Khakriz, Nov. 8, 9, 10--This village is in breathtaking mountains north of Kandahar. After a Taliban convoy passed through the town, U.S. officials considered the town a gathering point for Taliban and bombed it day after day. No fighters were ever killed. Instead the names of 70 dead were gathered by the survivors. Villagers said that after days of bombing, on Nov. 10, antiaircraft guns shot at U.S. warplanes from the mountainsides a half mile outside their village. Within minutes, U.S. bombs and cruise missiles flattened everything around the town center--more than two dozen homes, shops and a Sufi shrine. Villagers said they ran south into the desert, not daring to return until days later. "We spent the whole next day collecting parts of bodies,'' said Baran, a hotel owner who--like many Afghans--uses one name. "We saw heads, feet, everything." Among the dead were a shopkeeper, a driver, two bakers, a farmer and his family, several unemployed men and their families, more than two dozen visitors, and 19 relatives living in the house of Aji Shah Mohammed, a wealthy businessman, villagers said.

Sanjiri, November 29--It was the twelfth night of the Muslim holy month of Ramadan, in a village nine miles west of Kandahar. The first bombs killed two people asleep in their homes. The planes returned and bombed again. Saddiq survived, but his wife, daughter, son, daughter-in-law, nephew and five grandchildren, ranging in age from 10 years old to 2 months, did not. "We don't know why this happened," said Saddiq's son, Mohammed.

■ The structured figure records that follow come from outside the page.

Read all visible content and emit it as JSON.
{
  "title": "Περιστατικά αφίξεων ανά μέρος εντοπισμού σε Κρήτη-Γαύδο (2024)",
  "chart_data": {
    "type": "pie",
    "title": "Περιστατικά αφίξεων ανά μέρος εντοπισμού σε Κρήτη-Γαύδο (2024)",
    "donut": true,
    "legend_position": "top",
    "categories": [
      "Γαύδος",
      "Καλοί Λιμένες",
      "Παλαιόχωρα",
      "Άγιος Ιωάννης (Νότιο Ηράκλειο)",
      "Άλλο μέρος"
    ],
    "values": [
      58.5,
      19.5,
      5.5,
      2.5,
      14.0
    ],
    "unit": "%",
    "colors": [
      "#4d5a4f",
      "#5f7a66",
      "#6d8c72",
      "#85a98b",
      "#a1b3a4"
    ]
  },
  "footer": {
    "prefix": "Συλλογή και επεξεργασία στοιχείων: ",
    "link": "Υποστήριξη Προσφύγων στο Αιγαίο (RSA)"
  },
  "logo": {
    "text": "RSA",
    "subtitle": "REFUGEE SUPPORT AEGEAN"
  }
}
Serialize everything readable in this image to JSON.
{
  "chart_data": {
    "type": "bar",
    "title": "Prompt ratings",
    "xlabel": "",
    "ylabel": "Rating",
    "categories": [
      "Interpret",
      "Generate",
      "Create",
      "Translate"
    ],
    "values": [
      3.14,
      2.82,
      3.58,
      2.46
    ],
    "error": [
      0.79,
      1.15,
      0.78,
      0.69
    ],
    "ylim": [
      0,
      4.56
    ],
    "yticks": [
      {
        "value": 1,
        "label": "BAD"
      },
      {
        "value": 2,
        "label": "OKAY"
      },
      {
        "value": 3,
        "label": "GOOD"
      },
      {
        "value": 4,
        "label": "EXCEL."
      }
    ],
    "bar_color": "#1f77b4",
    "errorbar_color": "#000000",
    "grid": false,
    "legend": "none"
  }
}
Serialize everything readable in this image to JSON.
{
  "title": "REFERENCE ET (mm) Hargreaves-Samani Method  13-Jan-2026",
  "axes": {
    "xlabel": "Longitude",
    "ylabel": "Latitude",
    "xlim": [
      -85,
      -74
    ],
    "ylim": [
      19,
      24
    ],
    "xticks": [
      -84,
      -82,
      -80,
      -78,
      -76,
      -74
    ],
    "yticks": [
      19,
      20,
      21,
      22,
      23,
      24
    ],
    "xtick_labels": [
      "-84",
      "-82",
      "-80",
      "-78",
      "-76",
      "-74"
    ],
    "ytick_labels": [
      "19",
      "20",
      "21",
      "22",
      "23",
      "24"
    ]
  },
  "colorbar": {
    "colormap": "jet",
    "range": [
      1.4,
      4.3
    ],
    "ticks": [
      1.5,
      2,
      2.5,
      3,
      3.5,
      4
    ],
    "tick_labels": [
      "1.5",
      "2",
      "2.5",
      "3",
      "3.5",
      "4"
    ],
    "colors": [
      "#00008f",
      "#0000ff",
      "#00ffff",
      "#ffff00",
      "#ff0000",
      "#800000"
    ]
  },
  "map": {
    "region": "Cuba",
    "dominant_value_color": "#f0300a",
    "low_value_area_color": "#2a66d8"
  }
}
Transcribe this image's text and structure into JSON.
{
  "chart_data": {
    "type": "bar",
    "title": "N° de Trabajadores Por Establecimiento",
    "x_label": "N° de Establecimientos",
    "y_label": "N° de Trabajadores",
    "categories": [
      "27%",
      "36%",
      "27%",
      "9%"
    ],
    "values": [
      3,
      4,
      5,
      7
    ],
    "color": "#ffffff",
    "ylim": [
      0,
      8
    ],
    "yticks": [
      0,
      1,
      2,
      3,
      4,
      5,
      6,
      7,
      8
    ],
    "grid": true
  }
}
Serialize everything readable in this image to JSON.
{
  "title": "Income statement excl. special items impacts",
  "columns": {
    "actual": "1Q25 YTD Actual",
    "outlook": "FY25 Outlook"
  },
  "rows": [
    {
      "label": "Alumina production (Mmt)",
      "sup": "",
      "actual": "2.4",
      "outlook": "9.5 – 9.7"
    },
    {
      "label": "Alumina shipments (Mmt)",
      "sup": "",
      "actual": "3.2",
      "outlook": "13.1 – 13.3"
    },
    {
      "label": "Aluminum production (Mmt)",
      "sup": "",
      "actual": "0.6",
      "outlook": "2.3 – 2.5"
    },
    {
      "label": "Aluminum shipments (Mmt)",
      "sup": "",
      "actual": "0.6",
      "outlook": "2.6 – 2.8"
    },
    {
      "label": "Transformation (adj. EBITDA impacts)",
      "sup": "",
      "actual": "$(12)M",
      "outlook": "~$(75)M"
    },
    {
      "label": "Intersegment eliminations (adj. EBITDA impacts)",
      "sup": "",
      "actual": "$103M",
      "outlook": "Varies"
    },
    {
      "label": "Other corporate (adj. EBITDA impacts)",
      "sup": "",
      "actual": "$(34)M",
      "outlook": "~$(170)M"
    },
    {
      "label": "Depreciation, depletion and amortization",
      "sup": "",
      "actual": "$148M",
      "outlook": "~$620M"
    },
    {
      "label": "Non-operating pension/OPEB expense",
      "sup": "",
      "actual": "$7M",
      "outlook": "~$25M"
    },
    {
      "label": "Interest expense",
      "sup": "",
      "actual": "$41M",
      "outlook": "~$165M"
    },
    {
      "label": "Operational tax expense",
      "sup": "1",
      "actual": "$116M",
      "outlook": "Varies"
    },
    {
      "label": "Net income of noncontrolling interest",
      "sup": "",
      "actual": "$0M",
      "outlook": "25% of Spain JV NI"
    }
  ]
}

Khazi Kariz, December 1--The planes attacked this village near the Kandahar airport. First, the bombs hit Faizal Mohammed's house, according to his neighbors, killing him, his wife, two daughters and a son. A third daughter survived.

"I came and I pulled them out," said a neighbor, Wali Jan. The son died on the way to the hospital; the others were already dead. Villagers say one of their neighbors had been driving his ancient turquoise Russian truck, using it as a village taxi. The six homes surrounding the parked truck were flattened and ten people were killed, including five sons of the truck's owner. Since then the nearby airport has become the main Marine base in southern Afghanistan. As villagers told their story to reporters, four U.S. Humvees drove up armed with heavy machine guns.

Qalaye Niazi, December 29--A U.S. bombing raid on this village outside Gardez killed at least 52 civilians, including 25 children, according to the UN, and over 100 villagers according to some of the local survivors. Many of the people killed were families gathered for a wedding.

Kanadahar Hospital, January 28--Six wounded non-Afghan fighters in Kandahar hospital were killed in a massacre carried out by U.S. Special Forces and allied Afghan militia. The patients, all of them under 25, had barricaded themselves in part of the hospital, armed with a pistol and some grenades. They believed (with good reason) that U.S.-led forces were executing non-Afghan fighters that fell into their hands. In fact, there is some evidence that four of these men were, in fact, executed after being captured. A Washington Post article notes: "Many local Afghans had previously expressed sympathy for the barricaded Arabs, and there was widespread public opposition to the decision to stop providing them with food."

Kabul, February 16--British troops occupying the Afghan capital opened fire on a taxi taking a pregnant Afghan woman to the hospital. One man died.